Before

After

Why I Decided to Redesign
My blog has been running on the Flex theme for Pelican for years. It worked fine, but it was looking dated. The fixed left sidebar with the blue background and orange accents wasn't exactly what I wanted anymore. I wanted something dark, modern and technical-looking, something that felt more like it belonged to a DevOps engineer.
Manually rewriting all the Jinja2 templates, LESS stylesheets and JavaScript for dark/light mode switching sounded like a miserable way to spend my time. So I let Claude Code do it instead.
Tools
I used Claude Code with the Superpowers skill. Superpowers gives you a structured workflow for complex tasks: brainstorming with a visual companion that serves mockups to your browser, a design spec, an implementation plan, and then subagent-driven development where specialized agents handle each task.
I forked the Flex theme to my own repo so I could gut-renovate it without affecting upstream.
Brainstorming
The Superpowers brainstorming skill started a local web server and served interactive mockups directly to my browser. I got visual options for:
- Layout - top navigation bar vs sidebar vs minimal header
- Visual mood - dark & technical vs clean & bright vs gradient
- Homepage - compact list vs card grid vs expanded list
- Theme mode - dark only vs dark default with light toggle
Each option was a clickable card in the browser. I picked what I liked and moved on. No back and forth trying to describe what I wanted in words.
Design
After brainstorming, Claude produced a full visual mockup of the homepage and article page. I reviewed it in the browser and gave feedback. Things like "font size is too small" and "where are the social icons?" got fixed in real-time iterations.
The design spec covered color palettes for dark and light modes, typography, code block styling, navigation, footer, and all the Pelican integrations that needed to stay working (Disqus, Google Analytics, AbuseIPDB badge, sitemap, etc).
Implementation
The plan had 14 tasks across 3 chunks:
- Config & CSS - update
pelicanconf.py, rewrite all three LESS files - Templates - new top navigation, rewrite
base.html,index.html,article.htmland all supporting templates - Build & verify - build locally and fix issues
Subagent-driven development dispatched agents for each chunk. One agent rewrote the CSS, another handled all the templates.
What Changed
Layout - the fixed left sidebar is gone. Replaced by a slim top navigation bar with profile image, nav links, social icons and a dark/light theme toggle.
Colors - blue sidebar and orange accents replaced by a
GitHub-inspired dark palette (#0d1117 background, #58a6ff
accent blue), with a proper light mode that respects system
preferences.
Code blocks - custom syntax highlighting colors for both themes, a copy-to-clipboard button on every block, and better contrast against the page background.
Homepage - full article summaries with "Continue reading" buttons replaced by a clean list with title, summary snippet, colored category badge, date and read time.
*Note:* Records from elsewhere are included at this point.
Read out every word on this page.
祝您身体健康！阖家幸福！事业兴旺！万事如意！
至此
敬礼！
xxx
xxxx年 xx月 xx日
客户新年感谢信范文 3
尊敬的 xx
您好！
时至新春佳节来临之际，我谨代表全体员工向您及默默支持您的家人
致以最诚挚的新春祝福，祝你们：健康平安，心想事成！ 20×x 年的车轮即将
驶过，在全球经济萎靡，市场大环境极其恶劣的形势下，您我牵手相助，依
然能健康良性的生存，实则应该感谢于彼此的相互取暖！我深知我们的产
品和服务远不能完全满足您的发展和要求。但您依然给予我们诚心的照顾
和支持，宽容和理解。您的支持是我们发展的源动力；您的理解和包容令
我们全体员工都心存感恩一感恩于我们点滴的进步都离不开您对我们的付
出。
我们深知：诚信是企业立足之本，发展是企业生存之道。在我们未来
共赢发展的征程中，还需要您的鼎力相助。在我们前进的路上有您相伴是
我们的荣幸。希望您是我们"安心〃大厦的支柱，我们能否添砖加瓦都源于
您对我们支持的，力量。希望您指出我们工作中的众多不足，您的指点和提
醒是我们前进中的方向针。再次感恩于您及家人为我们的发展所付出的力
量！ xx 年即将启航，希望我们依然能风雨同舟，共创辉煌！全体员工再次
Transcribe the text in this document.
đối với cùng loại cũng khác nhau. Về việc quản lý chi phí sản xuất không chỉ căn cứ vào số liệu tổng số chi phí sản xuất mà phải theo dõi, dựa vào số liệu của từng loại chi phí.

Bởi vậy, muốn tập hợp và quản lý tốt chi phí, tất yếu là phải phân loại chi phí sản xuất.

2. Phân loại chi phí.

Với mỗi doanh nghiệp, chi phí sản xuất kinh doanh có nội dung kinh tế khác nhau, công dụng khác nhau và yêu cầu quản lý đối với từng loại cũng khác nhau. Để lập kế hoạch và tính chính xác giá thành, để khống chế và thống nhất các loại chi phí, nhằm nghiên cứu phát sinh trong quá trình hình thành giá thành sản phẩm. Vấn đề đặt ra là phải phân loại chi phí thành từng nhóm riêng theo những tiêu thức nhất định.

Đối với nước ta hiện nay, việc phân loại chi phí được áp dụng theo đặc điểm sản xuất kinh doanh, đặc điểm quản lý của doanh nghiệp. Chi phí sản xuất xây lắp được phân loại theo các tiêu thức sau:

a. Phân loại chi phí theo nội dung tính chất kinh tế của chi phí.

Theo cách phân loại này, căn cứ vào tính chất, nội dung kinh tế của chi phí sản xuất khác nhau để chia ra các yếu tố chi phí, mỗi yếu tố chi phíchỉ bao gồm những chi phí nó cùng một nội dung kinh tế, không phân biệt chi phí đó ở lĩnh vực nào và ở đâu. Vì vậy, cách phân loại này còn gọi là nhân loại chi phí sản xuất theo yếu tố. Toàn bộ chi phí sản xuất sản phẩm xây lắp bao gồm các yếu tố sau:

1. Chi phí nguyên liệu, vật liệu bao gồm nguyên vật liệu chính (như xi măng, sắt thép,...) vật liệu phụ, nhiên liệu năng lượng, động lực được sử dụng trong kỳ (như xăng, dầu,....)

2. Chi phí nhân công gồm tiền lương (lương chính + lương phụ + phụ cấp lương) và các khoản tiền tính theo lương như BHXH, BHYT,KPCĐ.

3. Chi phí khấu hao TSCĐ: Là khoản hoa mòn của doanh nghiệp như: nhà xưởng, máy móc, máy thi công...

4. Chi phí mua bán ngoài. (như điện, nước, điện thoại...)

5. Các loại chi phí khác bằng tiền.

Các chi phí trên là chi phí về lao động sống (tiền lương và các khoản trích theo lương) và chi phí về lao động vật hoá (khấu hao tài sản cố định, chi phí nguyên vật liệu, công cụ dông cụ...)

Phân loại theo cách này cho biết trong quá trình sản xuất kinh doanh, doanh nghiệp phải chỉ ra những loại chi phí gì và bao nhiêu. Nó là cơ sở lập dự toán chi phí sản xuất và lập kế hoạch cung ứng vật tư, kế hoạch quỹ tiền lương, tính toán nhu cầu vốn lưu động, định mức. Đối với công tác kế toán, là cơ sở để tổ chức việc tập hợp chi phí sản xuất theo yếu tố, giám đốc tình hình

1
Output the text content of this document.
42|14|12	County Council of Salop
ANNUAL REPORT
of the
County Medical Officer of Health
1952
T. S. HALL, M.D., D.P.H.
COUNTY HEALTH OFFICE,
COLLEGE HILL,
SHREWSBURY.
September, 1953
Tags - each tag gets a unique color cycling through red, blue, purple, green, yellow, orange, teal and pink.
Other stuff - About page in the nav, card-style prev/next navigation, responsive mobile layout, less.js updated from 2.5.1 to 4.2.0.
Things That Went Wrong
It wasn't all smooth sailing.
Client-side LESS compilation broke the dark/light toggle. The old less.js version didn't handle separate stylesheet toggling properly, so we had to move all light mode overrides into the main stylesheet using LESS mixins instead.
Pygments inline styles made it impossible to have different syntax highlighting colors per theme, since the colors were baked into the HTML. Switching to CSS class-based highlighting fixed it.
The Stack Overflow SVG icon was an absolute disaster. After multiple failed attempts at getting it to render properly at small sizes, I just removed it.
Result
The whole redesign, from brainstorming to deployment, happened in a single Claude Code session. The blog went from a generic Flex theme to a custom design that actually looks good. The Superpowers skill kept things structured even when I was giving some pretty aggressive feedback along the way.